Monday, July 2, 2018

Number of Indians referring Urdu as their mother tongue declines: Census Data

New Delhi: Number of Indians who used to refer Urdu as their mother tongue has declined by about 1.58%, the latest Census data released Friday said.
Urdu dropped from the 6th place in 2001 (51 million speakers) to the 7th place in 2011 with 50 million people mentioning it as their mother tongue. Gujarati, which was ranked 7th in 2001 with 46 million speakers, moved ahead of Urdu to occupy the 6th spot with 55 million speakers in 2011, according to the Census data.
Urdu is normally considered as the preferred language of Indian Muslims, though there are a good number of non-Muslims who are "proud speakers" of the language. Interestingly, the number of Urdu speakers has fallen despite the Muslim population increasing by around 30 million between 2001 and 2011.
Hindi was the fastest growing language in India at 25.19% adding close to a 100 million speakers between 2001-2011. Kashmiri (22.97%), Gujarat (20.4%), Manipuri  (20.07%), and Bengali (16.63%) are the second, third and fourth fastest growing languages, respectively, the latest Census data said.
There are now 260,000 people who refer English as their mother tongue - up from 226,000 in 2001 and an increase of 14.67%. The most number of English speakers are from Maharashtra (104,000) followed by Tamil Nadu and Karnataka.
Sanskrit remains the least spoken among the scheduled languages – officially recognised – with 24,821 speakers despite an increase of 76% from 2001. Marathi speakers on the other hand, went up to 7.09 per cent from 6.99 per cent.

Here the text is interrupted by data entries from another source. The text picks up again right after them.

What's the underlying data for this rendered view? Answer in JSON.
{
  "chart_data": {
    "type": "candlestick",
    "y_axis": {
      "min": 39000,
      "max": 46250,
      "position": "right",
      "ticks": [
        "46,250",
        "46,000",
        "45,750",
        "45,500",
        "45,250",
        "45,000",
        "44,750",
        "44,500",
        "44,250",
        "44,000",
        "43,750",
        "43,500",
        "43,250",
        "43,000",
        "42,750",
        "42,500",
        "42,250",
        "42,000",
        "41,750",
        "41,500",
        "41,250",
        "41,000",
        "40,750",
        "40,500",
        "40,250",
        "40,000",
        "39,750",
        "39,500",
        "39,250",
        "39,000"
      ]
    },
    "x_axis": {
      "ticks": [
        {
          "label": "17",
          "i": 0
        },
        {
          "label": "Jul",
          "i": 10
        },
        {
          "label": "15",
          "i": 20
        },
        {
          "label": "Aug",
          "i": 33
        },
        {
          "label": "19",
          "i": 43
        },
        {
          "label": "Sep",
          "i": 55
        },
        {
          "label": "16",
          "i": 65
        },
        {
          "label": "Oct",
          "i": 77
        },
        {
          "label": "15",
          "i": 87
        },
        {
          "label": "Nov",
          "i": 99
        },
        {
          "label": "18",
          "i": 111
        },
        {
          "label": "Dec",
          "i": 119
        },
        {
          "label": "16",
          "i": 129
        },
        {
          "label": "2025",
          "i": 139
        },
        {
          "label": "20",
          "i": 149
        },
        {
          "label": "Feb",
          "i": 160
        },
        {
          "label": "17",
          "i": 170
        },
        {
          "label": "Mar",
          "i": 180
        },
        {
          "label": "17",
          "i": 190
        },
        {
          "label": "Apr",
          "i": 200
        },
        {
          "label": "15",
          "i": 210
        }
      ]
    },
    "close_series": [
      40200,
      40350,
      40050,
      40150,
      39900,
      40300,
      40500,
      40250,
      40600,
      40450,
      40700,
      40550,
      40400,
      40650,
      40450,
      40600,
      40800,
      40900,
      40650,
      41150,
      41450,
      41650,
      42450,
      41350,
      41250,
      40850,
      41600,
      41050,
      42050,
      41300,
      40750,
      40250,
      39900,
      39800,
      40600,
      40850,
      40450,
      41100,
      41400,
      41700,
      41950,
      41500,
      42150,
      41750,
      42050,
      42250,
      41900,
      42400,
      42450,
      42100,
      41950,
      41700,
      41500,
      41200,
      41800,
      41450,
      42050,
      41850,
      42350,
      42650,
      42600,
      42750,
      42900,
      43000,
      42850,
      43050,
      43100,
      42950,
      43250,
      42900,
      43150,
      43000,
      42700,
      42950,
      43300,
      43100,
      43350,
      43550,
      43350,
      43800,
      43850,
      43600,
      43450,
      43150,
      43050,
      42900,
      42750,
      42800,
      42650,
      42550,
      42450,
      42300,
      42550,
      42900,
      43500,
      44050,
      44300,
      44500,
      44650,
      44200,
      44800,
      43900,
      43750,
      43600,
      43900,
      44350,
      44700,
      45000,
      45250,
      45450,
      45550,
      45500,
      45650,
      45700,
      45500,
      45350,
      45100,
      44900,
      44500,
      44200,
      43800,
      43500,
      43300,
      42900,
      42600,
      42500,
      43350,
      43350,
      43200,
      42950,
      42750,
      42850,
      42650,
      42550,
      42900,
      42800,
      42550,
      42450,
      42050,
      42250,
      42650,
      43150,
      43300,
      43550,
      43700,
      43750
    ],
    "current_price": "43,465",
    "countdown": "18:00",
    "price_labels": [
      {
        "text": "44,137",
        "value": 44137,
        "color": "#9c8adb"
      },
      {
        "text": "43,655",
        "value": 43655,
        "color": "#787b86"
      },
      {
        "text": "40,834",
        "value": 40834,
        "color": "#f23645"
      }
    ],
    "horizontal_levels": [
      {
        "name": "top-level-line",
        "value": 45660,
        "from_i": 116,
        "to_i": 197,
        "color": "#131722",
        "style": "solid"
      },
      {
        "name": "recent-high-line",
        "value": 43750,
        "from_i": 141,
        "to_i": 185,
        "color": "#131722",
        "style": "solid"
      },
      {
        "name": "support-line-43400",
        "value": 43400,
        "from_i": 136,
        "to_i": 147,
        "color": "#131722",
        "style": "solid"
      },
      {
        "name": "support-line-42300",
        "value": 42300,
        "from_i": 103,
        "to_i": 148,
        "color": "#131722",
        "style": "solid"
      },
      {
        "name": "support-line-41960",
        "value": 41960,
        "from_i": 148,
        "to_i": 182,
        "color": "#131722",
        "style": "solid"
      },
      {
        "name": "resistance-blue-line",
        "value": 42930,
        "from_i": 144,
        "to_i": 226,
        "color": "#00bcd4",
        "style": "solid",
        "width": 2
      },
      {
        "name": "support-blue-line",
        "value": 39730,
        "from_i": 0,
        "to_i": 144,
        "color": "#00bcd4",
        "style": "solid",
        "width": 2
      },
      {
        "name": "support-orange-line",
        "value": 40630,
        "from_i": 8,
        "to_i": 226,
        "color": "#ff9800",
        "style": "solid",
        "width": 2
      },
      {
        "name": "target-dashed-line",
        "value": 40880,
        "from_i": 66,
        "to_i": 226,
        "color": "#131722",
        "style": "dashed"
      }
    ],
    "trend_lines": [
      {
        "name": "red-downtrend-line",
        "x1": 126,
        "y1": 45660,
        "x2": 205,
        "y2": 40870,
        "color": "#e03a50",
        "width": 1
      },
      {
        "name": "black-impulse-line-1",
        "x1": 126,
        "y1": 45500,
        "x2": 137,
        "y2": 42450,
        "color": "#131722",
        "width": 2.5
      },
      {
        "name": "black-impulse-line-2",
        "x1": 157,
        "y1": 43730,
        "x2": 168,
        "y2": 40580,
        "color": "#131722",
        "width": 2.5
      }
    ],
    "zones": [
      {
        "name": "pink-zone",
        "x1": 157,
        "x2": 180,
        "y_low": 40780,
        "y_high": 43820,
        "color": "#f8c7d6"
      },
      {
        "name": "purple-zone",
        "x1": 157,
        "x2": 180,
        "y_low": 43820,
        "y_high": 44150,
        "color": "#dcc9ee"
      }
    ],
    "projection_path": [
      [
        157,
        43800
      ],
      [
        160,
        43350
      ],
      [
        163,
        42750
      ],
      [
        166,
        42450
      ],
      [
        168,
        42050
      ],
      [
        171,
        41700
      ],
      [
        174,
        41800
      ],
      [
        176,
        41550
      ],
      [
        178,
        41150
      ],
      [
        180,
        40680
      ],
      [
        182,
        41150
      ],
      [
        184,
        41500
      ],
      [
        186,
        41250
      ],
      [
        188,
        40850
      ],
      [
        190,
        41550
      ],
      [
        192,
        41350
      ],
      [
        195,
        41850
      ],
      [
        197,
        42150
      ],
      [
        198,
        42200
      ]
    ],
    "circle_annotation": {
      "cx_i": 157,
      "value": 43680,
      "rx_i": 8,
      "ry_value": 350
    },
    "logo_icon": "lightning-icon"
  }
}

The census data confirms that 96.71 per cent of the population identified one of the 22 scheduled languages as their mother tongue. Among scheduled languages, Assamese is another language that has shown growth in the last census. Assamese speakers grew by 16.27 per cent from the 2001 census.
Out of unscheduled languages, the most spoken language was Bhili or Bhilodi, native to Rajasthan and spoken by 1.04 crore speakers.
In Nagaland, Mizoram and Meghalaya, over 80 percent of the population spoke ‘Other Languages’.
Arunachal Pradesh also had a fair share of people (72.13 percent) who spoke other languages. A 2013 linguistics survey carried out by People's Linguistic Survey of India had revealed that India has 780 different languages and at least 66 different scripts.